CBS e o Futuro da COFINS
A CBS foi concebida para substituir tributos federais incidentes sobre o consumo, incluindo:
- PIS.
- COFINS.
O objetivo é simplificar o sistema tributário e reduzir a complexidade operacional.
Impactos para Empresas
As organizações precisarão adaptar:
- ERP.
- Motores tributários.
- Relatórios.
- Obrigações acessórias.
- Processos fiscais.
Impactos para Consultores ERP
Profissionais que atuam com implantação e suporte precisarão compreender simultaneamente:
- Regras atuais da COFINS.
- Regras transitórias.
- CBS.
- IBS.
Essa coexistência será um dos principais desafios dos próximos anos.
Fontes Oficiais
Constituição Federal
- Seguridade Social.
- Contribuições Sociais.
Lei Complementar nº 70/1991
- Instituição da COFINS.
Lei nº 9.718/1998
- Regras de incidência sobre receitas.
Lei nº 10.833/2003
- Regime não cumulativo da COFINS.
Receita Federal do Brasil
- Instruções Normativas.
- Soluções de Consulta.
- Atos Declaratórios.
SPED
- Guia Prático da EFD Contribuições.
- Documentação oficial do Sistema Público de Escrituração Digital.
Artigos Relacionados
- PIS: Guia Completo.
- CST PIS/COFINS: Guia Completo.
- NF-e: Guia Completo.
- EFD Contribuições: Guia Completo.
- ICMS: Guia Completo.
- ICMS-ST: Guia Completo.
- IPI: Guia Completo.
- Reforma Tributária: IBS e CBS.
- CBS: Guia Completo.
Conclusão
A COFINS é uma das principais contribuições federais incidentes sobre as receitas das empresas brasileiras e possui papel relevante na rotina fiscal, contábil e operacional das organizações.
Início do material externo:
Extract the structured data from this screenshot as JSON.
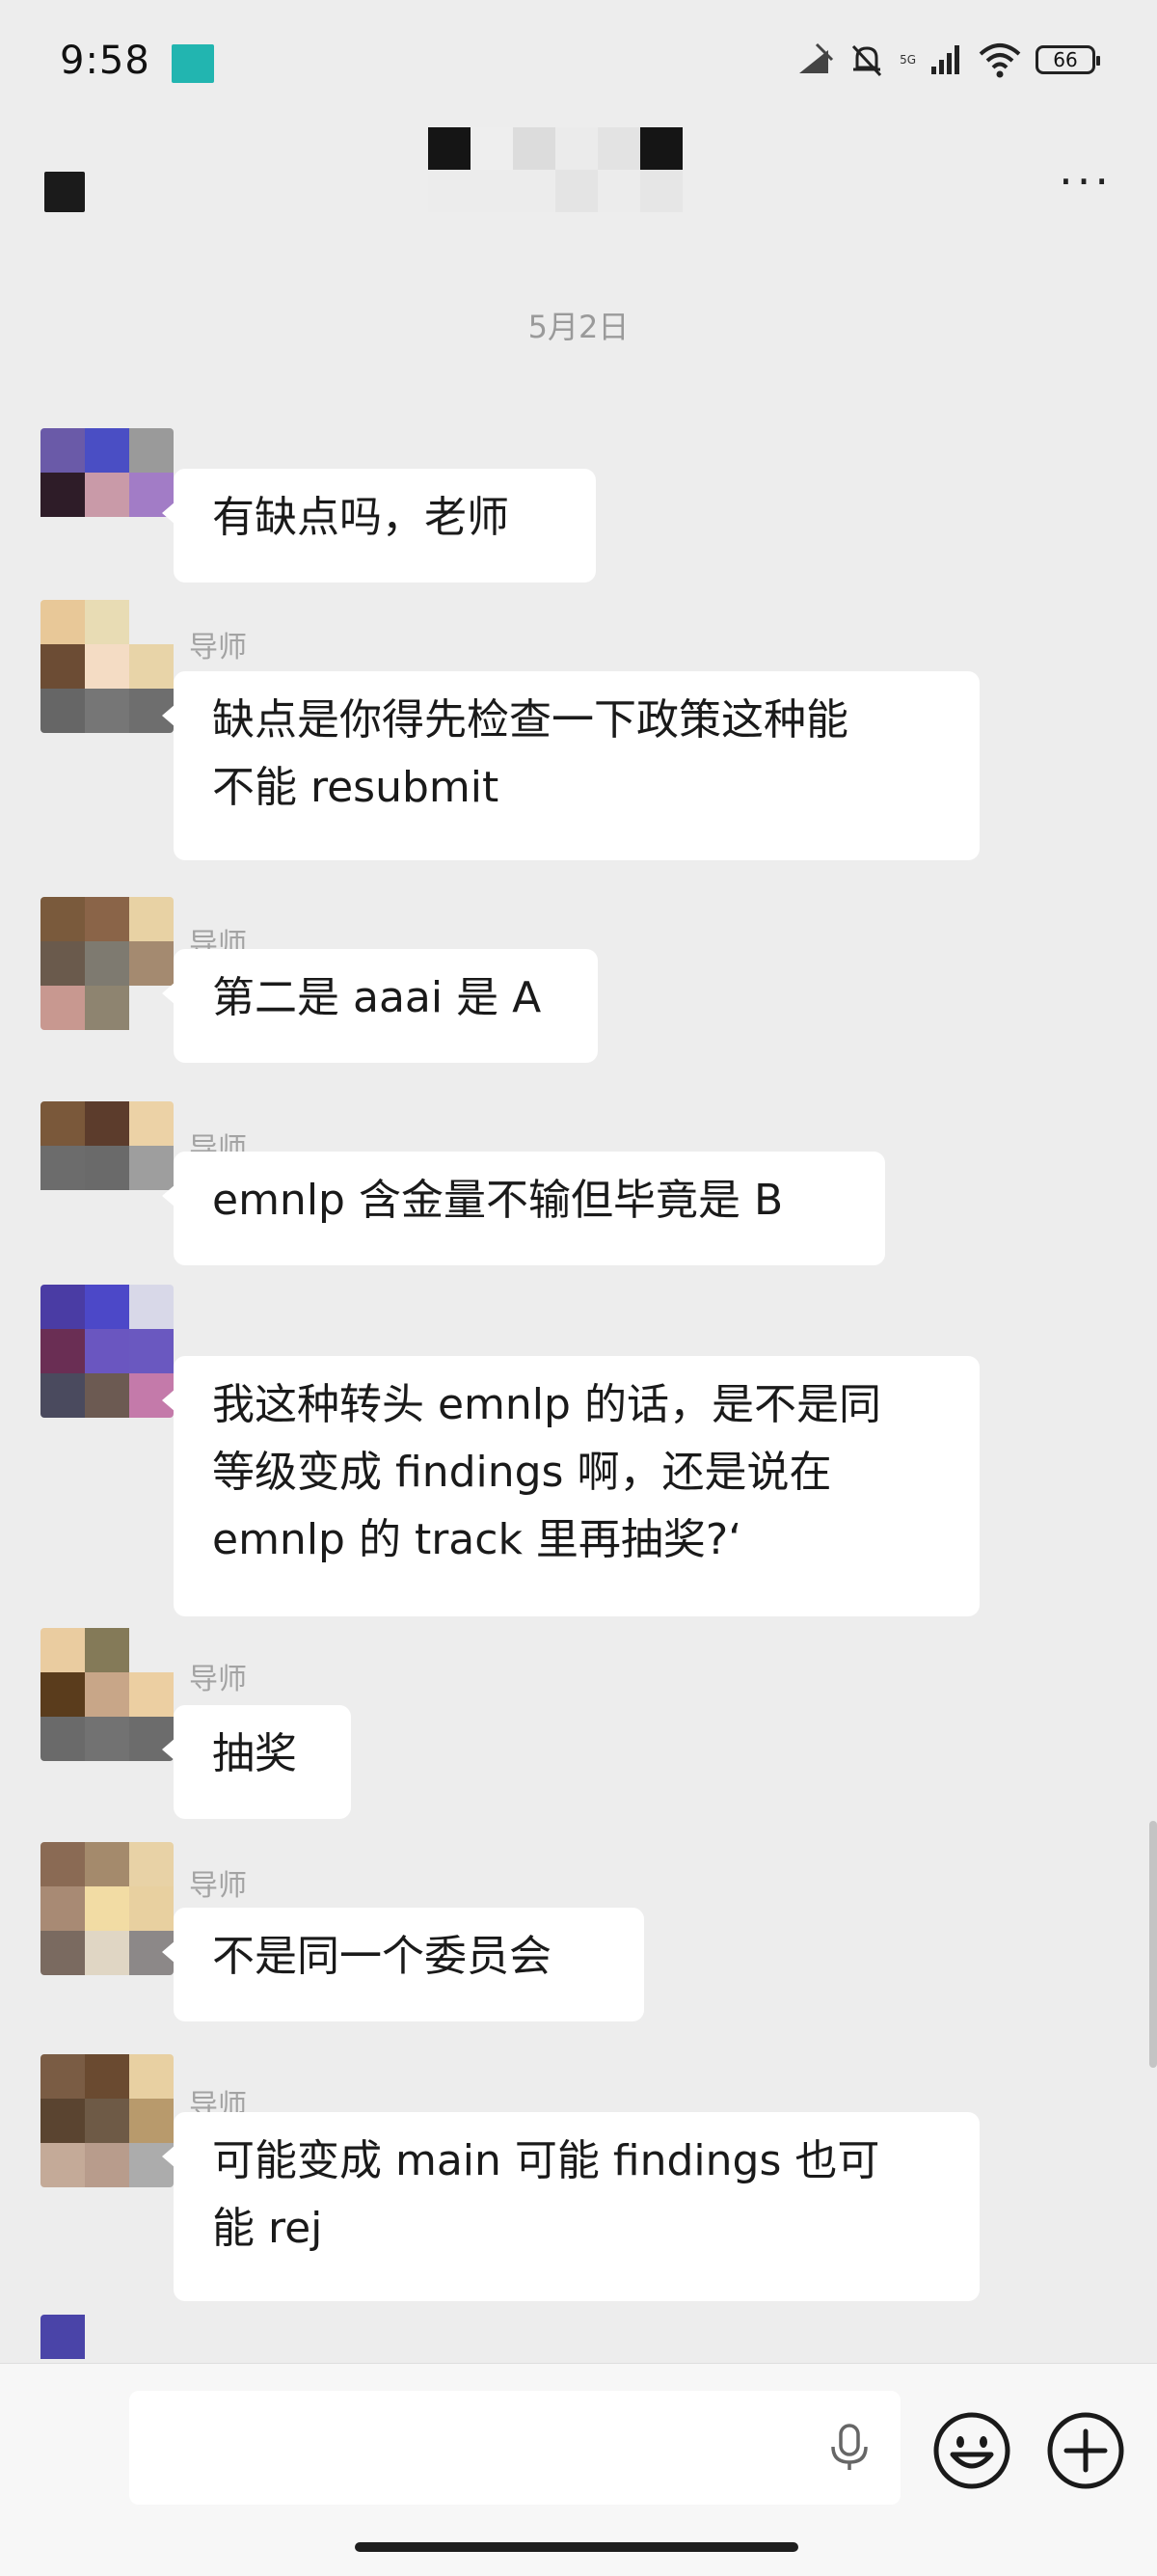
{
  "status_bar": {
    "time": "9:58",
    "battery": "66",
    "network": "5G"
  },
  "header": {
    "back_icon": "back-icon",
    "more_icon": "more-dots-icon",
    "more_label": "···"
  },
  "chat": {
    "date_separator": "5月2日",
    "messages": [
      {
        "sender": "",
        "text": "有缺点吗，老师"
      },
      {
        "sender": "导师",
        "text": "缺点是你得先检查一下政策这种能\n不能 resubmit"
      },
      {
        "sender": "导师",
        "text": "第二是 aaai 是 A"
      },
      {
        "sender": "导师",
        "text": "emnlp 含金量不输但毕竟是 B"
      },
      {
        "sender": "",
        "text": "我这种转头 emnlp 的话，是不是同\n等级变成 findings 啊，还是说在\nemnlp 的 track 里再抽奖?‘"
      },
      {
        "sender": "导师",
        "text": "抽奖"
      },
      {
        "sender": "导师",
        "text": "不是同一个委员会"
      },
      {
        "sender": "导师",
        "text": "可能变成 main 可能 findings 也可\n能 rej"
      }
    ]
  },
  "input_bar": {
    "placeholder": "",
    "mic_icon": "mic-icon",
    "emoji_icon": "emoji-icon",
    "plus_icon": "plus-icon"
  },
  "colors": {
    "background": "#ededed",
    "bubble": "#ffffff",
    "sender_name": "#a3a3a3",
    "input_bar": "#f7f7f7"
  }
}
Sua correta apuração depende da combinação entre conhecimento técnico, controles internos, qualidade cadastral e parametrizações adequadas dos sistemas ERP.
Empresas que adotam práticas formais de governança tributária conseguem reduzir riscos fiscais, aproveitar corretamente os créditos permitidos pela legislação e aumentar a confiabilidade de suas obrigações acessórias.
Para analistas fiscais, consultores ERP, implantadores, contadores e profissionais de suporte, dominar a COFINS continua sendo uma competência fundamental, especialmente durante o período de transição para a CBS previsto pela Reforma Tributária.